Waterford Wedgwood fell to historic lows yesterday after warning that weaker sales and margins would hit full-year profits. The luxury goods group said that a marginal recovery in sales ahead of Christmas had since collapsed. Sales in 2005 to date are down by an average of 11 per cent.
As a result, sales for the 12 months to the end of March are projected to be 6 per cent down on the previous year on a like-for-like basis.
Dollar weakness is likely to see turnover decline by up to 8 per cent.
"Weak demand in January, February and the beginning of March, combined with an accelerated inventory reduction programme, will substantially impact our financial results," said group chief executive Redmond O'Donoghue.
"In these circumstances, we plan to continue to address our fixed-cost base while investing in new, classic and contemporary product streams and other focused marketing programmes."
NCB analyst John Sheehan said the warning - the fifth by the company in the past two years - was particularly grim given the poor comparison with sales figures in the first few months of last year, which were not very strong in the first place.
The alert came in a year-end trading update just days after chief financial officer Paul D'Alton left the group.
"The sales decline was driven by slacker demand than hoped for," said Mr O'Donoghue. This was especially the case in the key US market, where he said the entire homestore sector was suffering.
The continuing weakness of the dollar also had an impact, he noted.
However, analysts said the dollar had, if anything, been stronger than expected in the first few months of 2005 and so should not have impacted negatively on sales.
"The board remains confident in the group's ability to successfully navigate its way through these difficult times," the company said in a statement, adding that it continued to have the support of its principal shareholders (the O'Reilly and Goulandris families).
Mr O'Donoghue said the integration of Royal Doulton was on track, and synergies from the exercise were likely to meet expectations.
The group had also reduced inventory and reduced product lines.
The company said it was assessing the steps required to return the company to sustainable profitability at current sales levels and exchange rates.
Mr O'Donoghue said announcements on what that might require would come around the time results for the full year were announced in mid-June.
Waterford Wedgwood has proceeded with a previously announced 5 per cent increase in prices on shipments from February 1st, but said it was too early to say if this would impact negatively on sales.
Shares tumbled more than 20 per cent in early trading to just three cents before recovering some ground later in the session.
At the current four cent level, the group has a market capitalisation of just €106 million.
This is barely ahead of the €100 million Waterford Wedgwood raised in a rights issue just two months ago.
Analysts said the company was in a very difficult position.
"It looks like consumers are no longer prepared to pay premium prices for its products," said Goodbody's Neil Clifford.

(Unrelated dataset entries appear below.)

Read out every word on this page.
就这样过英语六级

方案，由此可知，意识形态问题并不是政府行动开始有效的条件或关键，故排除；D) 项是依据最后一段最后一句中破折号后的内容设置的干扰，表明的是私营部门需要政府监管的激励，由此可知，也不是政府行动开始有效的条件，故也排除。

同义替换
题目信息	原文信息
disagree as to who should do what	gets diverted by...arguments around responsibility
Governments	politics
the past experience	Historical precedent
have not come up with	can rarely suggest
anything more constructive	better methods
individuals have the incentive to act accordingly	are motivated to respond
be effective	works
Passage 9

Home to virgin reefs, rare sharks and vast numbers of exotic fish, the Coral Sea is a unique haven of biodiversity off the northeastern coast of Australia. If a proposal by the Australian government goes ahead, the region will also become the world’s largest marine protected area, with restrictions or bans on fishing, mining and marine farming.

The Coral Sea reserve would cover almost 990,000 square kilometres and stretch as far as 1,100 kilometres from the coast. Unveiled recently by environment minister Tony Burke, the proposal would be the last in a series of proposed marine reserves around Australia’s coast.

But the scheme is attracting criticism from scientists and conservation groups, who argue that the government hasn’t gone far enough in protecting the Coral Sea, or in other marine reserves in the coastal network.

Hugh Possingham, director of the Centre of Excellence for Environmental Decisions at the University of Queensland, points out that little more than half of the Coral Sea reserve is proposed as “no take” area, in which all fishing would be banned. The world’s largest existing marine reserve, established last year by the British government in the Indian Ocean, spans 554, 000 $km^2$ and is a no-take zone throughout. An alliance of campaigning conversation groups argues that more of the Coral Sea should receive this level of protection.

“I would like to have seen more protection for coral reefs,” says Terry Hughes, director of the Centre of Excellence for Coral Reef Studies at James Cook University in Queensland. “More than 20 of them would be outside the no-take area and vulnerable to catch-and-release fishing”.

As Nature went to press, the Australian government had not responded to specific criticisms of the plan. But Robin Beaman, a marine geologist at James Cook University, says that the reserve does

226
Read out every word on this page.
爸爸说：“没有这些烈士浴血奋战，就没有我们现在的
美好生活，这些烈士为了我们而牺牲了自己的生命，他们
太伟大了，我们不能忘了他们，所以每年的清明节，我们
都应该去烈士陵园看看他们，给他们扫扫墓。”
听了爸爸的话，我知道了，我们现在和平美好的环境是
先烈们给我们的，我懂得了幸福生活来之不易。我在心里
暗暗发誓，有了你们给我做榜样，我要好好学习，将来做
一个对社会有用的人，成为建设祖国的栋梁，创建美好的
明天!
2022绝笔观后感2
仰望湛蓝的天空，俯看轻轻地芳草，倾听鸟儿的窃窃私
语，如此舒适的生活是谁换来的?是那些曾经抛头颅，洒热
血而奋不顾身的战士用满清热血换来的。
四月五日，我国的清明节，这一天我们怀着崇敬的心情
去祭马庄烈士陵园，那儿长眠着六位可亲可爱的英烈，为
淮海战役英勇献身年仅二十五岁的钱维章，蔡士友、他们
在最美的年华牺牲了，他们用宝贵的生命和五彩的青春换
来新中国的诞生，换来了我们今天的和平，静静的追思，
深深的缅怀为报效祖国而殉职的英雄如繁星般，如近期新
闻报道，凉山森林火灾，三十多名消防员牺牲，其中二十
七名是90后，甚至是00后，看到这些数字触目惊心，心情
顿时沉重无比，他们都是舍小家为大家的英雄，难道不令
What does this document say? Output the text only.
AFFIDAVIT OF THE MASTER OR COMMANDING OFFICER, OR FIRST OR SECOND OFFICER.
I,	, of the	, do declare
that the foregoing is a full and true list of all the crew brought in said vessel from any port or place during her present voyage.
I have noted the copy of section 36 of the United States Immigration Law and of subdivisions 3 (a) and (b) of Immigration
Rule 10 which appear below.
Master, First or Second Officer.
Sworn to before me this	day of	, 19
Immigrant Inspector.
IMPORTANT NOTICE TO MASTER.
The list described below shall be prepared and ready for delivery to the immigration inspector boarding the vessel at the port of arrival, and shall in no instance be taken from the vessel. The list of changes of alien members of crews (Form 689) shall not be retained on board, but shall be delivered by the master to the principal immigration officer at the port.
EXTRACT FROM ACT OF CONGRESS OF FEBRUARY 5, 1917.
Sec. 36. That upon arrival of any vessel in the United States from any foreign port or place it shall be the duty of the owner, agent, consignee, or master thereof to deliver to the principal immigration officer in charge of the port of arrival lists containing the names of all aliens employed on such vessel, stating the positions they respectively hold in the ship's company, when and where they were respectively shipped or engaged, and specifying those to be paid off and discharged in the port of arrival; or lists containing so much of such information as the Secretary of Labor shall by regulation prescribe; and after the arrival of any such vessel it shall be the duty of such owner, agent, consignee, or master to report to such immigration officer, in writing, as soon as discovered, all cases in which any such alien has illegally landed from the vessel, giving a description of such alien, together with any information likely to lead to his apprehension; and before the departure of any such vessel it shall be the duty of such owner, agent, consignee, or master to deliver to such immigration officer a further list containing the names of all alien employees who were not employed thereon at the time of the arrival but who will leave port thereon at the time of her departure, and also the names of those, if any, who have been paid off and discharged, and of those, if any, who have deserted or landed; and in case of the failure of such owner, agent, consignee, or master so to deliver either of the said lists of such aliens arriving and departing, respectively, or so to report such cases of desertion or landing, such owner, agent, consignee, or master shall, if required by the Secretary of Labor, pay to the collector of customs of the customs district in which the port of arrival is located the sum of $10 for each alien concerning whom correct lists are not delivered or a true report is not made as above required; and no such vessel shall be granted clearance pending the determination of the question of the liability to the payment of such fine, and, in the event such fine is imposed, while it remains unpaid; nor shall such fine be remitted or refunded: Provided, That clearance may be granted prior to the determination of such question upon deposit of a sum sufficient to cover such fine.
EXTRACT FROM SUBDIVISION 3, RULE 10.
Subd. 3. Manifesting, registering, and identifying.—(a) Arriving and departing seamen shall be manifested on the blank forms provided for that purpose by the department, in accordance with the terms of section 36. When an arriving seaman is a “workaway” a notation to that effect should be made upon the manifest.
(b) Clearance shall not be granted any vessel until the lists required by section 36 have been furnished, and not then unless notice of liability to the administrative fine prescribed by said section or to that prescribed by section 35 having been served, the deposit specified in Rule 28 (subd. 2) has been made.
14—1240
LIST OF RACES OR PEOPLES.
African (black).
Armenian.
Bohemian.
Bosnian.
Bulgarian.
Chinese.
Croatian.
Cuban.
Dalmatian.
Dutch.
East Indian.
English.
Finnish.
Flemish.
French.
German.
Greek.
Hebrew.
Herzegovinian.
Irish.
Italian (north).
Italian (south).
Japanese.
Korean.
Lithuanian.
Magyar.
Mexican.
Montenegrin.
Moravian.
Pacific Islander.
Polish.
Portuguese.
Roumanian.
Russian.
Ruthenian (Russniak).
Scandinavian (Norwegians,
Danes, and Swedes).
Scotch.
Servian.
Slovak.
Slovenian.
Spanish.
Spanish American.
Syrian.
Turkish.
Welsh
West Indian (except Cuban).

He acknowledged the problem was one confronting the industry as a whole and not just Waterford Wedgwood. "The problem for the company is that each time they move to tackle their cost structure, sales decline again, putting further pressure on profitability," he said.
"I'm not sure there are any quick fixes."
Analysts pointed out that with a pension deficit of around €100 million and debts in the region of €240 million, the company was unlikely to find itself an attractive takeover target.
Asked about shareholders who were nursing substantial losses on their investment in recent years, Mr O'Donoghue said: "This is a two-to-three year recovery story and it is only people who are interested in that who should stay with this business.
"I hope there are many, indeed all shareholders, who think that but I think it would be misleading to say this is going to happen overnight."